A YOUNG skateboarder wants schools to teach skateboarding to get young people to the Olympics.
Welsh schoolboy Osian George, 14, wants to compete in the skateboarding event at the 2024 Olympics in Paris. But he’s been told that the sport, which was included in the 2020 Tokyo Olympics for the first time, can’t be part of his sport GCSE. The examination board WJEC said it’d be looking at broadening activities in the PE list that will be taught from 2025 – too late for Osian – but that skateboarding wasn’t identified as a sport to include when the last review was done in 2015.
Osian, from Carmarthenshire, has been skateboarding since he was five years old and hopes to be an Olympic champion one day. He’d be following the success of Sky Brown, who became Team GB’s youngest ever medallist when she won a skateboarding medal at the Tokyo Olympics, aged 13.
Now studying for his GCSEs, Osian told the BBC he was devastated when he was told his skating couldn’t count towards his PE qualification or be put on the syllabus. “I couldn’t believe it. Skateboarding is such a good sport and now it’s in the Olympics,” Osian said. “I’d like to see skateboarding count towards my work in school because I’ve been doing it my entire life. If it was part of the exam, it would help me get better grades. Not everyone wants to do football, rugby, or cricket. People want to try something new. If we aren’t giving people the chance to do it, I don’t see how we’re going to get people to the Olympics.”

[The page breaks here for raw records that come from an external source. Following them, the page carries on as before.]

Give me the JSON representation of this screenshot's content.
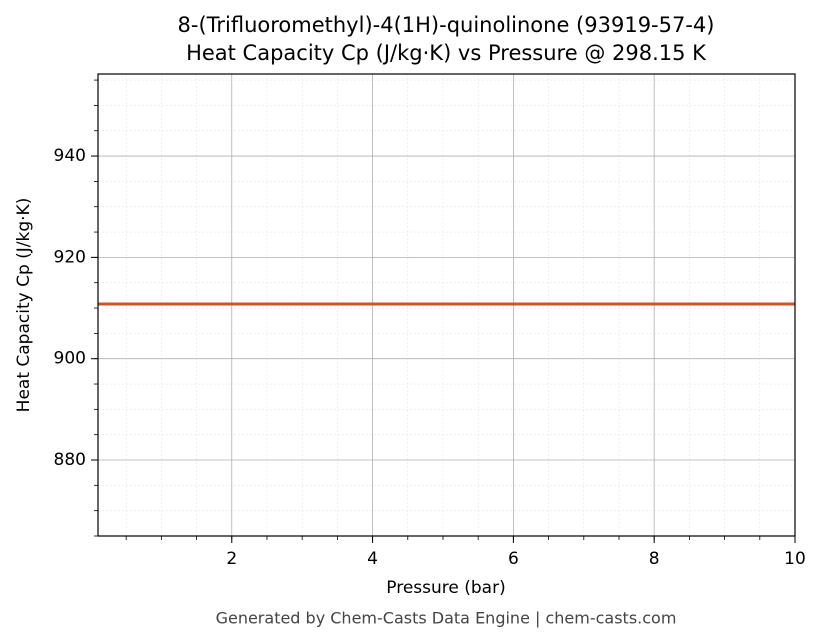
{
  "chart_data": {
    "type": "line",
    "title": "8-(Trifluoromethyl)-4(1H)-quinolinone (93919-57-4)",
    "subtitle": "Heat Capacity Cp (J/kg·K) vs Pressure @ 298.15 K",
    "x_label": "Pressure (bar)",
    "y_label": "Heat Capacity Cp (J/kg·K)",
    "footer": "Generated by Chem-Casts Data Engine | chem-casts.com",
    "x": [
      0.1,
      10
    ],
    "series": [
      {
        "name": "Cp",
        "color": "#d45326",
        "values": [
          910.8,
          910.8
        ]
      }
    ],
    "xlim": [
      0.1,
      10
    ],
    "xticks": [
      2,
      4,
      6,
      8,
      10
    ],
    "ylim": [
      865,
      956.2
    ],
    "yticks": [
      880,
      900,
      920,
      940
    ],
    "grid": true
  }
}
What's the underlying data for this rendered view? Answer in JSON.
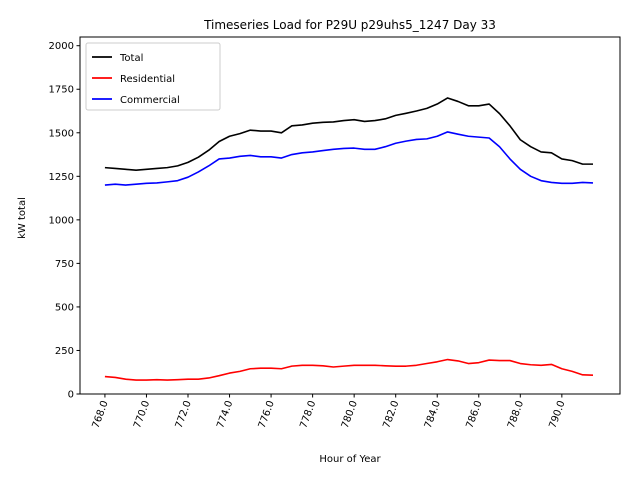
{
  "chart_data": {
    "type": "line",
    "title": "Timeseries Load for P29U p29uhs5_1247  Day 33",
    "xlabel": "Hour of Year",
    "ylabel": "kW total",
    "xlim": [
      766.8,
      792.8
    ],
    "ylim": [
      0,
      2050
    ],
    "xticks": [
      768,
      770,
      772,
      774,
      776,
      778,
      780,
      782,
      784,
      786,
      788,
      790
    ],
    "xtick_labels": [
      "768.0",
      "770.0",
      "772.0",
      "774.0",
      "776.0",
      "778.0",
      "780.0",
      "782.0",
      "784.0",
      "786.0",
      "788.0",
      "790.0"
    ],
    "yticks": [
      0,
      250,
      500,
      750,
      1000,
      1250,
      1500,
      1750,
      2000
    ],
    "ytick_labels": [
      "0",
      "250",
      "500",
      "750",
      "1000",
      "1250",
      "1500",
      "1750",
      "2000"
    ],
    "grid": false,
    "legend_position": "top-left",
    "x": [
      768,
      768.5,
      769,
      769.5,
      770,
      770.5,
      771,
      771.5,
      772,
      772.5,
      773,
      773.5,
      774,
      774.5,
      775,
      775.5,
      776,
      776.5,
      777,
      777.5,
      778,
      778.5,
      779,
      779.5,
      780,
      780.5,
      781,
      781.5,
      782,
      782.5,
      783,
      783.5,
      784,
      784.5,
      785,
      785.5,
      786,
      786.5,
      787,
      787.5,
      788,
      788.5,
      789,
      789.5,
      790,
      790.5,
      791,
      791.5
    ],
    "series": [
      {
        "name": "Total",
        "color": "#000000",
        "values": [
          1300,
          1295,
          1290,
          1285,
          1290,
          1295,
          1300,
          1310,
          1330,
          1360,
          1400,
          1450,
          1480,
          1495,
          1515,
          1510,
          1510,
          1500,
          1540,
          1545,
          1555,
          1560,
          1562,
          1570,
          1575,
          1565,
          1570,
          1580,
          1600,
          1612,
          1625,
          1640,
          1665,
          1700,
          1680,
          1655,
          1655,
          1665,
          1610,
          1540,
          1460,
          1420,
          1390,
          1385,
          1350,
          1340,
          1320,
          1320
        ]
      },
      {
        "name": "Residential",
        "color": "#ff0000",
        "values": [
          100,
          95,
          85,
          80,
          80,
          82,
          80,
          82,
          85,
          85,
          92,
          105,
          120,
          130,
          145,
          148,
          148,
          145,
          160,
          165,
          165,
          162,
          155,
          160,
          165,
          165,
          165,
          162,
          160,
          160,
          165,
          175,
          185,
          198,
          190,
          175,
          180,
          195,
          192,
          192,
          175,
          168,
          165,
          170,
          145,
          130,
          110,
          108
        ]
      },
      {
        "name": "Commercial",
        "color": "#0000ff",
        "values": [
          1200,
          1205,
          1200,
          1205,
          1210,
          1212,
          1218,
          1225,
          1245,
          1275,
          1310,
          1350,
          1355,
          1365,
          1370,
          1362,
          1362,
          1355,
          1375,
          1385,
          1390,
          1398,
          1405,
          1410,
          1412,
          1405,
          1405,
          1420,
          1440,
          1452,
          1462,
          1465,
          1480,
          1505,
          1492,
          1480,
          1475,
          1470,
          1420,
          1350,
          1290,
          1250,
          1225,
          1215,
          1210,
          1210,
          1215,
          1212
        ]
      }
    ]
  }
}
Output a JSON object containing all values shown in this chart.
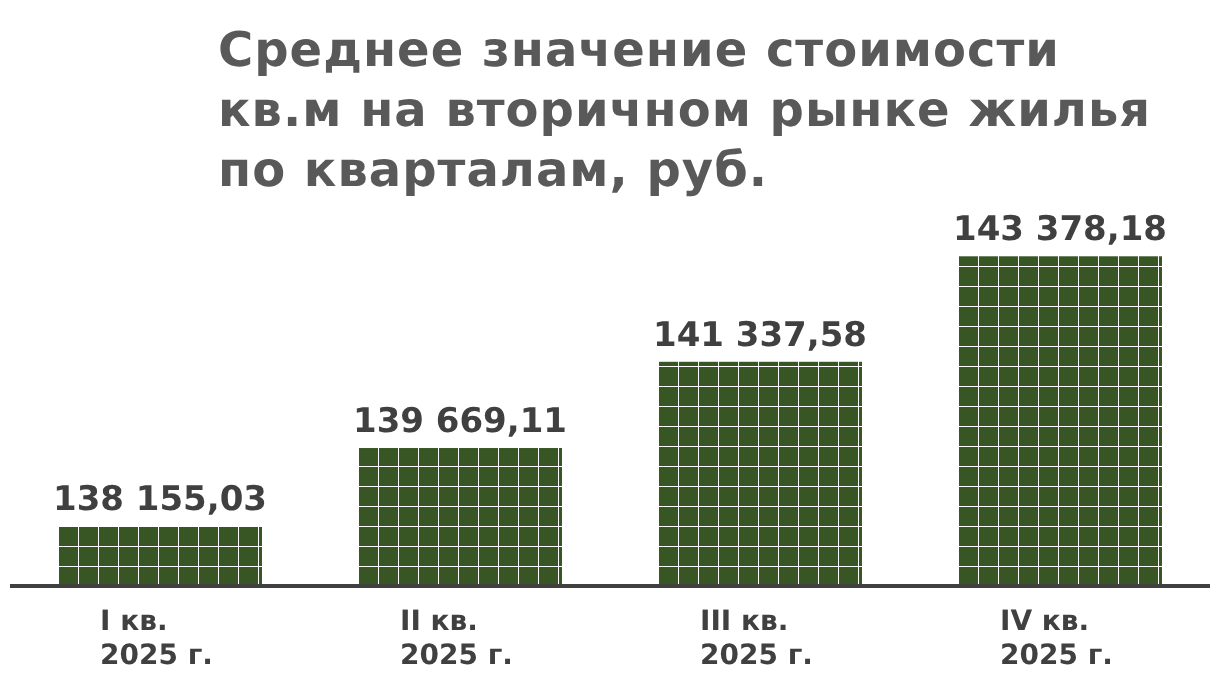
{
  "chart_data": {
    "type": "bar",
    "title": "Среднее значение стоимости\nкв.м на вторичном рынке жилья\nпо кварталам, руб.",
    "categories": [
      "I кв.\n2025 г.",
      "II кв.\n2025 г.",
      "III кв.\n2025 г.",
      "IV кв.\n2025 г."
    ],
    "values": [
      138155.03,
      139669.11,
      141337.58,
      143378.18
    ],
    "value_labels": [
      "138 155,03",
      "139 669,11",
      "141 337,58",
      "143 378,18"
    ],
    "color": "#375623",
    "ylim": [
      137000,
      143500
    ]
  }
}
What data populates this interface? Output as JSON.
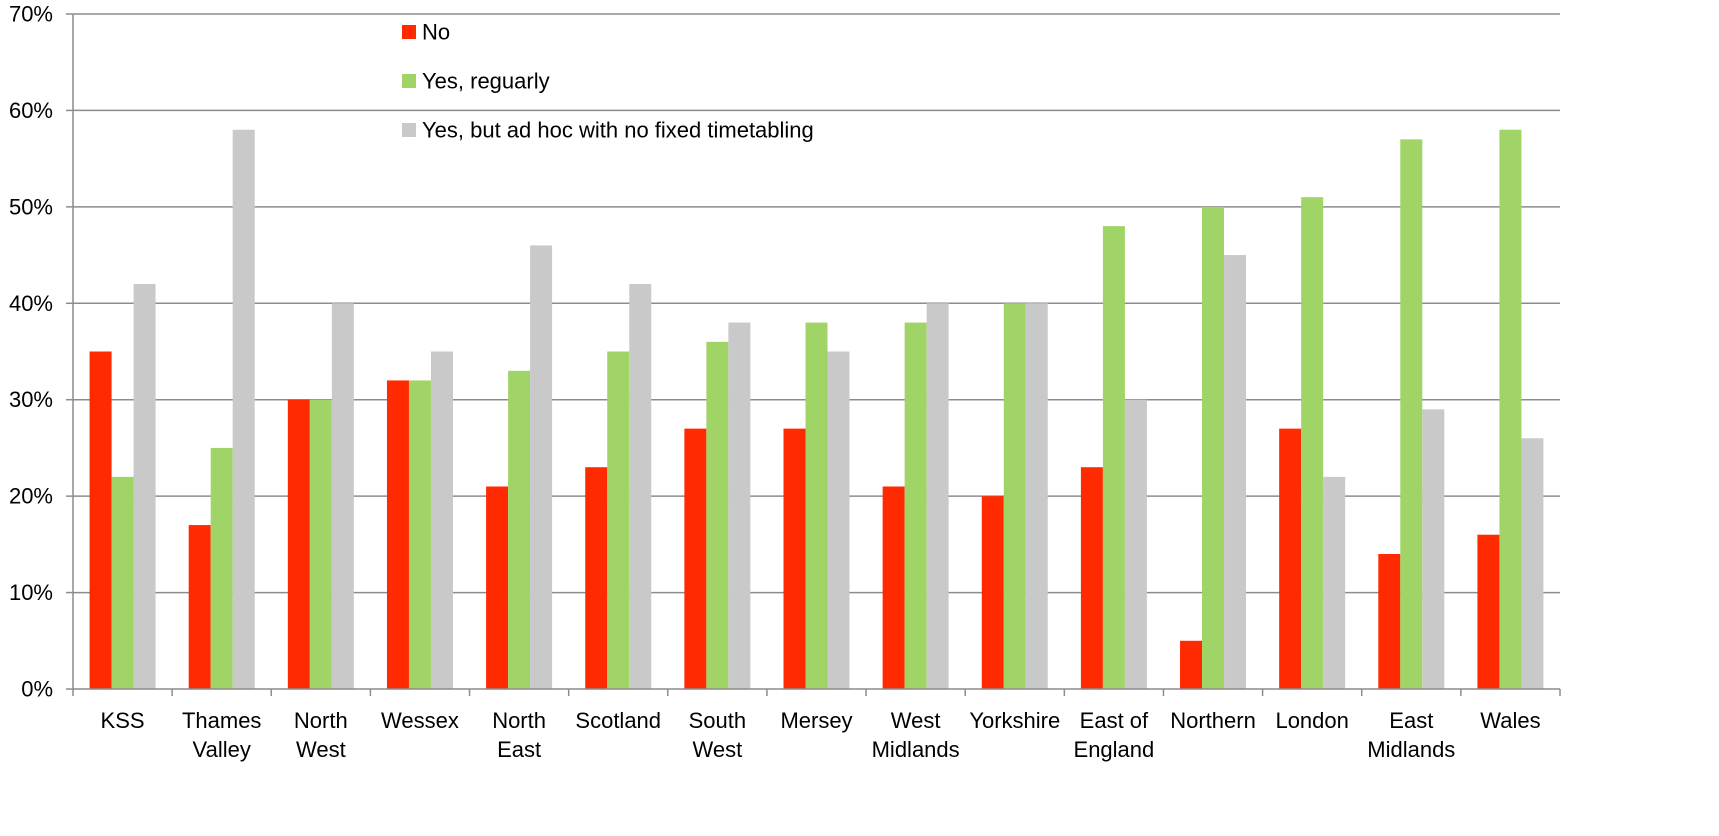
{
  "chart_data": {
    "type": "bar",
    "categories": [
      [
        "KSS"
      ],
      [
        "Thames",
        "Valley"
      ],
      [
        "North",
        "West"
      ],
      [
        "Wessex"
      ],
      [
        "North",
        "East"
      ],
      [
        "Scotland"
      ],
      [
        "South",
        "West"
      ],
      [
        "Mersey"
      ],
      [
        "West",
        "Midlands"
      ],
      [
        "Yorkshire"
      ],
      [
        "East of",
        "England"
      ],
      [
        "Northern"
      ],
      [
        "London"
      ],
      [
        "East",
        "Midlands"
      ],
      [
        "Wales"
      ]
    ],
    "series": [
      {
        "name": "No",
        "color": "#ff2a00",
        "values": [
          35,
          17,
          30,
          32,
          21,
          23,
          27,
          27,
          21,
          20,
          23,
          5,
          27,
          14,
          16
        ]
      },
      {
        "name": "Yes, reguarly",
        "color": "#a1d466",
        "values": [
          22,
          25,
          30,
          32,
          33,
          35,
          36,
          38,
          38,
          40,
          48,
          50,
          51,
          57,
          58
        ]
      },
      {
        "name": "Yes, but ad hoc with no fixed timetabling",
        "color": "#c9c9c9",
        "values": [
          42,
          58,
          40,
          35,
          46,
          42,
          38,
          35,
          40,
          40,
          30,
          45,
          22,
          29,
          26
        ]
      }
    ],
    "y_ticks": [
      "0%",
      "10%",
      "20%",
      "30%",
      "40%",
      "50%",
      "60%",
      "70%"
    ],
    "ylim": [
      0,
      70
    ],
    "grid": true,
    "legend_position": "top-left inside plot",
    "title": "",
    "xlabel": "",
    "ylabel": ""
  }
}
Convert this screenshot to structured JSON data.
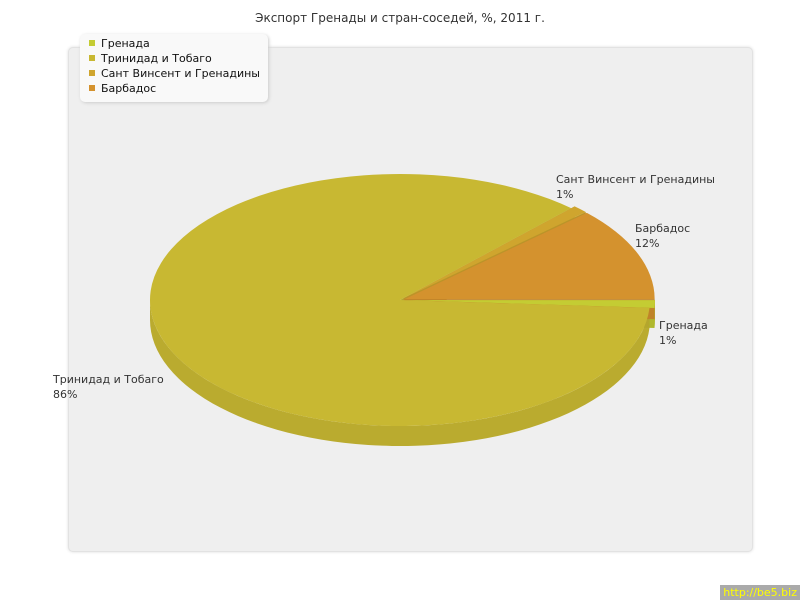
{
  "chart_data": {
    "type": "pie",
    "title": "Экспорт Гренады и стран-соседей, %, 2011 г.",
    "legend_position": "top-left",
    "categories": [
      "Гренада",
      "Тринидад и Тобаго",
      "Сант Винсент и Гренадины",
      "Барбадос"
    ],
    "values": [
      1,
      86,
      1,
      12
    ],
    "labels": [
      "1%",
      "86%",
      "1%",
      "12%"
    ],
    "colors": [
      "#c4cc33",
      "#c8b832",
      "#cfa52e",
      "#d4922e"
    ]
  },
  "credit": "http://be5.biz"
}
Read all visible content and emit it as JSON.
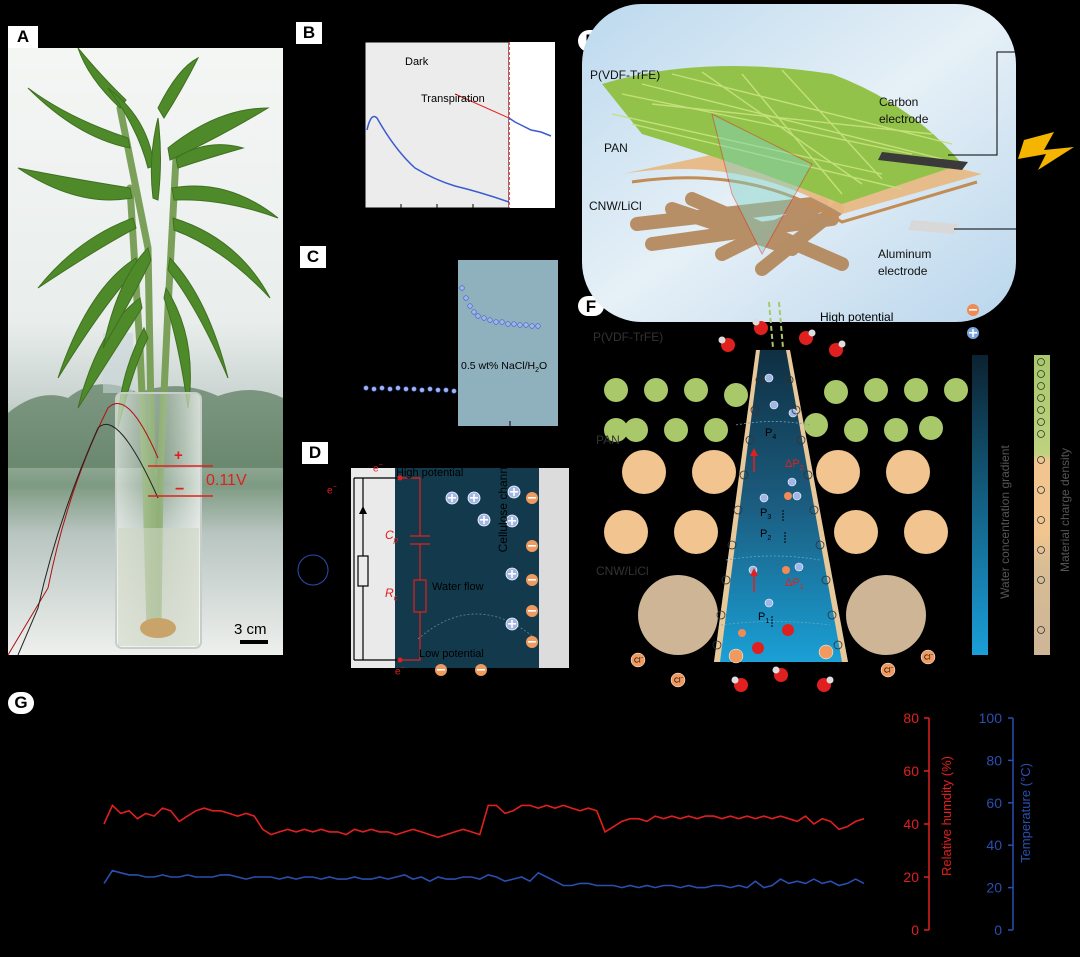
{
  "panels": {
    "A": "A",
    "B": "B",
    "C": "C",
    "D": "D",
    "E": "E",
    "F": "F",
    "G": "G"
  },
  "panel_a": {
    "plus": "+",
    "minus": "−",
    "voltage": "0.11V",
    "scale": "3 cm"
  },
  "panel_b": {
    "dark": "Dark",
    "transpiration": "Transpiration"
  },
  "panel_c": {
    "solution_prefix": "0.5 wt% NaCl/H",
    "solution_sub": "2",
    "solution_suffix": "O"
  },
  "panel_d": {
    "electron": "e",
    "electron_sup": "−",
    "high_potential": "High potential",
    "low_potential": "Low potential",
    "cp": "C",
    "cp_sub": "p",
    "rc": "R",
    "rc_sub": "c",
    "water_flow": "Water flow",
    "channel": "Cellulose channel"
  },
  "panel_e": {
    "layer1": "P(VDF-TrFE)",
    "layer2": "PAN",
    "layer3": "CNW/LiCl",
    "carbon1": "Carbon",
    "carbon2": "electrode",
    "aluminum1": "Aluminum",
    "aluminum2": "electrode"
  },
  "panel_f": {
    "high_potential": "High potential",
    "layer1": "P(VDF-TrFE)",
    "layer2": "PAN",
    "layer3": "CNW/LiCl",
    "water_gradient": "Water concentration gradient",
    "charge_density": "Material charge density",
    "ion": "Cl",
    "ion_sup": "−",
    "p1": "P",
    "p1_sub": "1",
    "p2": "P",
    "p2_sub": "2",
    "p3": "P",
    "p3_sub": "3",
    "p4": "P",
    "p4_sub": "4",
    "dp1": "ΔP",
    "dp1_sub": "1",
    "dp2": "ΔP",
    "dp2_sub": "2"
  },
  "chart_data": {
    "type": "line",
    "title": "",
    "xlabel": "",
    "y_left": {
      "label": "Relative humdity (%)",
      "ticks": [
        "0",
        "20",
        "40",
        "60",
        "80"
      ],
      "ylim": [
        0,
        80
      ],
      "color": "#e0201e"
    },
    "y_right": {
      "label": "Temperature (°C)",
      "ticks": [
        "0",
        "20",
        "40",
        "60",
        "80",
        "100"
      ],
      "ylim": [
        0,
        100
      ],
      "color": "#2a4fb0"
    },
    "series": [
      {
        "axis": "left",
        "color": "#e0201e",
        "values": [
          40,
          47,
          44,
          45,
          42,
          44,
          43,
          46,
          45,
          41,
          43,
          45,
          46,
          45,
          45,
          44,
          43,
          44,
          43,
          38,
          36,
          37,
          38,
          37,
          38,
          37,
          38,
          37,
          37,
          36,
          38,
          37,
          38,
          37,
          37,
          36,
          37,
          38,
          37,
          36,
          35,
          36,
          37,
          38,
          37,
          36,
          47,
          47,
          44,
          45,
          47,
          47,
          46,
          47,
          46,
          47,
          46,
          45,
          46,
          45,
          37,
          39,
          41,
          42,
          42,
          41,
          43,
          42,
          43,
          42,
          43,
          42,
          43,
          43,
          42,
          43,
          42,
          43,
          42,
          43,
          42,
          43,
          42,
          41,
          43,
          40,
          42,
          41,
          38,
          39,
          41,
          42
        ]
      },
      {
        "axis": "right",
        "color": "#2a4fb0",
        "values": [
          22,
          28,
          27,
          26,
          26,
          25,
          25,
          26,
          25,
          25,
          26,
          25,
          25,
          25,
          26,
          26,
          25,
          24,
          25,
          25,
          25,
          24,
          25,
          24,
          25,
          25,
          24,
          25,
          24,
          24,
          25,
          24,
          24,
          25,
          24,
          25,
          26,
          24,
          25,
          23,
          25,
          24,
          24,
          25,
          25,
          24,
          26,
          25,
          23,
          24,
          25,
          23,
          27,
          25,
          23,
          21,
          21,
          22,
          22,
          21,
          21,
          21,
          20,
          21,
          20,
          21,
          20,
          21,
          21,
          20,
          21,
          20,
          20,
          21,
          21,
          20,
          21,
          20,
          23,
          20,
          21,
          24,
          22,
          23,
          22,
          24,
          22,
          23,
          21,
          22,
          24,
          22
        ]
      }
    ]
  }
}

James Jones, professional BMX rider and member of the Team GB freestyle BMX team for the 2020 Tokyo Olympics, is backing Osian’s plea. He told the BBC: “You are drilled football, rugby and swimming and here you have a kid who is tremendous on a skateboard and, possibly, teachers don’t know how good he is or see him ride. We need more skate parks for these kids to fulfil their dreams. Skateboarding is a lot bigger than BMX and they [skateboarders] need more support,” he said.